OBJECTIVES: This study evaluated oculometrics as a detector of fatigue in Air Force-relevant tasks after sleep deprivation. Using the metrics of total eye closure duration (PERCLOS) and approximate entropy (ApEn), the relation between these eye metrics and fatigue-induced performance decrements was investigated. BACKGROUND: One damaging effect to the successful outcome of operational military missions is that attributed to sleep deprivation-induced fatigue. Consequently, there is interest in the development of reliable monitoring devices that can assess when an operator is overly fatigued. METHOD: Ten civilian participants volunteered to serve in this study. Each was trained on three performance tasks: target identification, unmanned aerial vehicle landing, and the psychomotor vigilance task (PVT). Experimental testing began after 14 hr awake and continued every 2 hr until 28 hr of sleep deprivation was reached. RESULTS: Performance on the PVT and target identification tasks declined significantly as the level of sleep deprivation increased.These performance declines were paralleled more closely by changes in the ApEn compared to the PERCLOS measure. CONCLUSION: The results provide evidence that the ApEn eye metric can be used to detect fatigue in relevant military aviation tasks. APPLICATION: Military and commercial operators could benefit from an alertness monitoring device.

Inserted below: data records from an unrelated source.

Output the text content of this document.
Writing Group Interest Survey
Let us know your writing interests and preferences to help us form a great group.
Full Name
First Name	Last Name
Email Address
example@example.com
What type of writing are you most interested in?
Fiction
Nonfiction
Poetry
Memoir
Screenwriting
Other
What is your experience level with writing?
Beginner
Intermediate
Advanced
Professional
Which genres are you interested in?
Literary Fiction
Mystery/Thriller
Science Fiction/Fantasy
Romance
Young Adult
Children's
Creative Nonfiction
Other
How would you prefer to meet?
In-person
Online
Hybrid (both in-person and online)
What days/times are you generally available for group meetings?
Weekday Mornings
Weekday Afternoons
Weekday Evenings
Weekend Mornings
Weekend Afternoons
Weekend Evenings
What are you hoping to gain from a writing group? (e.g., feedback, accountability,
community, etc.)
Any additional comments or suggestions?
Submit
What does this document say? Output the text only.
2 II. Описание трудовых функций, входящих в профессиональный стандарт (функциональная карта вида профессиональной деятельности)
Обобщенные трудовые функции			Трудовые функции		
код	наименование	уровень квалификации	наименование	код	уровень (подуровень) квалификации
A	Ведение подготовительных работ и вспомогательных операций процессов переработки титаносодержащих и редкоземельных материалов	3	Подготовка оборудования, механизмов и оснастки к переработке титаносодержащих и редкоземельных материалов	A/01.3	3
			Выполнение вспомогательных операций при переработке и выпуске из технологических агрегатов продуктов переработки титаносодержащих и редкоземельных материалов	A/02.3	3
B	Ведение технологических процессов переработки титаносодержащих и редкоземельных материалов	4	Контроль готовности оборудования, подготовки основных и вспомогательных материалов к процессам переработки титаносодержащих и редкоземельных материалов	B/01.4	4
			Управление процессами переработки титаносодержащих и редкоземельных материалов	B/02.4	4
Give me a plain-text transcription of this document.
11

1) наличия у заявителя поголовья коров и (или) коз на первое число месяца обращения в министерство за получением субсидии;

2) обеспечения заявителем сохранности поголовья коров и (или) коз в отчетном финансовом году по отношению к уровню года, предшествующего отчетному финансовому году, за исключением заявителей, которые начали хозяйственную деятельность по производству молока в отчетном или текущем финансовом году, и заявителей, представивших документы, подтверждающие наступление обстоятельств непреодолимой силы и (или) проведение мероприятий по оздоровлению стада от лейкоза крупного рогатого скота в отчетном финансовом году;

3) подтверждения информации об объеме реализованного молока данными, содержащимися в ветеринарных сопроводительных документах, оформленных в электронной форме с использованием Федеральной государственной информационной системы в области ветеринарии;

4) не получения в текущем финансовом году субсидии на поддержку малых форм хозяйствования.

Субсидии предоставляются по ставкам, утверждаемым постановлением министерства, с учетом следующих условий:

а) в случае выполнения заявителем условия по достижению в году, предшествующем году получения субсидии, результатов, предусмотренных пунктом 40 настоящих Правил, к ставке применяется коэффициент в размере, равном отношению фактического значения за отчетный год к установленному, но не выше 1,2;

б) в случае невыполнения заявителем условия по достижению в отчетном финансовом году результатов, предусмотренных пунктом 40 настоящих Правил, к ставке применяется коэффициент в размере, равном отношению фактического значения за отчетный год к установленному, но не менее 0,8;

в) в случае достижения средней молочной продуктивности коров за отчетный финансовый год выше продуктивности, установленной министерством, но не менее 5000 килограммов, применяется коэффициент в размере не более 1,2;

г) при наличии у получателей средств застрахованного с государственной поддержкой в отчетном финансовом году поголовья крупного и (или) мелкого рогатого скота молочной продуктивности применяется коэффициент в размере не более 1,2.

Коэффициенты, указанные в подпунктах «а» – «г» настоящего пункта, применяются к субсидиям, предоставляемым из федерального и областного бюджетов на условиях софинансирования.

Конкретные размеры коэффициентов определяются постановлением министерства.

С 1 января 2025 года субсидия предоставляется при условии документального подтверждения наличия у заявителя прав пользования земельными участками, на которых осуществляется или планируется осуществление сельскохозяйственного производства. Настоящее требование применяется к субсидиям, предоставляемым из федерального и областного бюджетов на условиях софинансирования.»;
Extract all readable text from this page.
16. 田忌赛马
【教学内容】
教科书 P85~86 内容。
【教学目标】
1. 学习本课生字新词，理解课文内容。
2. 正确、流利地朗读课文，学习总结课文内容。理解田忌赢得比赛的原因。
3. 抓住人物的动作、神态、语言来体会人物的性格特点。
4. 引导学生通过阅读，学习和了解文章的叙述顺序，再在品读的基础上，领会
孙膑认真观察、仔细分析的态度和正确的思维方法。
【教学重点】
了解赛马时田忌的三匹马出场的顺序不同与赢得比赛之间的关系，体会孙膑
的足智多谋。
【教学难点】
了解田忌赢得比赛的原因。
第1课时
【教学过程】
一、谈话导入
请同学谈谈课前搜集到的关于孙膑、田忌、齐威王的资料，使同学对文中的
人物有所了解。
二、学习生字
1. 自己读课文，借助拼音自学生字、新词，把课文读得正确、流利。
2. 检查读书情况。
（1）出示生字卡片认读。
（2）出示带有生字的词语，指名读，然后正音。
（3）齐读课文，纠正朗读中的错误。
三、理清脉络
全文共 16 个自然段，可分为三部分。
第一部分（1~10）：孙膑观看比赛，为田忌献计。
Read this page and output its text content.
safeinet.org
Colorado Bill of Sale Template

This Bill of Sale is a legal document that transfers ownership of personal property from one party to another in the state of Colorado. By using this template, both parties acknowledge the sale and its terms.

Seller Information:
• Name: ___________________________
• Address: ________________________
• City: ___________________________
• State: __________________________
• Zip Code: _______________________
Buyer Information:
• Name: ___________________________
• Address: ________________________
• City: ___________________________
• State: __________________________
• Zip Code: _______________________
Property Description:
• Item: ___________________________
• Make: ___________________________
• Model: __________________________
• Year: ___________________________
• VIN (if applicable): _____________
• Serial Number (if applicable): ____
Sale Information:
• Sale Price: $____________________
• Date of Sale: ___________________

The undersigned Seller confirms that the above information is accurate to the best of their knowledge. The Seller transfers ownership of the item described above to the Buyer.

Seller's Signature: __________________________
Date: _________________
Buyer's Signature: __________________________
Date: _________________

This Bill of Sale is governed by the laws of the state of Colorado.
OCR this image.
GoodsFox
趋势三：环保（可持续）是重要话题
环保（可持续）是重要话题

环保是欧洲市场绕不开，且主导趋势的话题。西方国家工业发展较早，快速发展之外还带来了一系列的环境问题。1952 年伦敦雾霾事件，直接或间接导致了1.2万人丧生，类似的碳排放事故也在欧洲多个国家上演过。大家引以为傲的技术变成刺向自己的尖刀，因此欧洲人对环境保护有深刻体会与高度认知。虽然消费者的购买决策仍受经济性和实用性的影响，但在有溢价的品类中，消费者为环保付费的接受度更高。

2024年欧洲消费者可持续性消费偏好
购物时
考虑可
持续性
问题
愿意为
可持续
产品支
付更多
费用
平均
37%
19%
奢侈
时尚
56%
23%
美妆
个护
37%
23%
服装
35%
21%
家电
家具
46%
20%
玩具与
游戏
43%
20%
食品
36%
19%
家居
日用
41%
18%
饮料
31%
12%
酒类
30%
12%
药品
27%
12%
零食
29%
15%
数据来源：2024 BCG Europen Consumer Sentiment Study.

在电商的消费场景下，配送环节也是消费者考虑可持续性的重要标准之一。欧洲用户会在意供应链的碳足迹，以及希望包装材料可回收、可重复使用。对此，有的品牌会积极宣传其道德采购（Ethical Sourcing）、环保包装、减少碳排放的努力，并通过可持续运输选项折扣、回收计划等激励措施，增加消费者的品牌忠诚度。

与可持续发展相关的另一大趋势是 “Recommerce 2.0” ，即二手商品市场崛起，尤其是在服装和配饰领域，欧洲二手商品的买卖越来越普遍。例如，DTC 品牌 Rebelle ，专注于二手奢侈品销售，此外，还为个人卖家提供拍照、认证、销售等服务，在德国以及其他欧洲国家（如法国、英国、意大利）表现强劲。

Operator selection for unmanned aerial systems: comparing video game players and pilots.

INTRODUCTION: Popular unmanned aerial system (UAS) platforms such as the MQ-1 Predator and MQ-9 Reaper have experienced accelerated operations tempos that have outpaced current operator training regimens, leading to a shortage of qualified UAS operators. To find a surrogate to replace pilots of manned aircraft as UAS operators, this study evaluated video game players (VGPs), pilots, and a control group on a set of UAS operation relevant cognitive tasks. METHODS: There were 30 participants who volunteered for this study and were divided into 3 groups: experienced pilots (P), experienced VGPs, and a control group (C). Each was trained on eight cognitive performance tasks relevant to unmanned flight tasks. RESULTS: The results indicated that pilots significantly outperform the VGP and control groups on multi-attribute cognitive tasks (Tank mean: VGP = 465 +/- 1.046 vs. P = 203 +/- 0.237 vs. C = 351 +/- 0.601). However, the VGPs outperformed pilots on cognitive tests related to visually acquiring, identifying, and tracking targets (final score: VGP = 594.28 +/- 8.708 vs. P = 563.33 +/- 8.787 vs. C = 568.21 +/- 8.224). Likewise, both VGPs and pilots performed similarly on the UAS landing task, but outperformed the control group (glide slope: VGP = 40.982 +/- 3.244 vs. P = 30.461 +/- 2.251 vs. C = 57.060 +/- 4.407). CONCLUSIONS: Cognitive skills learned in video game play may transfer to novel environments and improve performance in UAS tasks over individuals with no video game experience.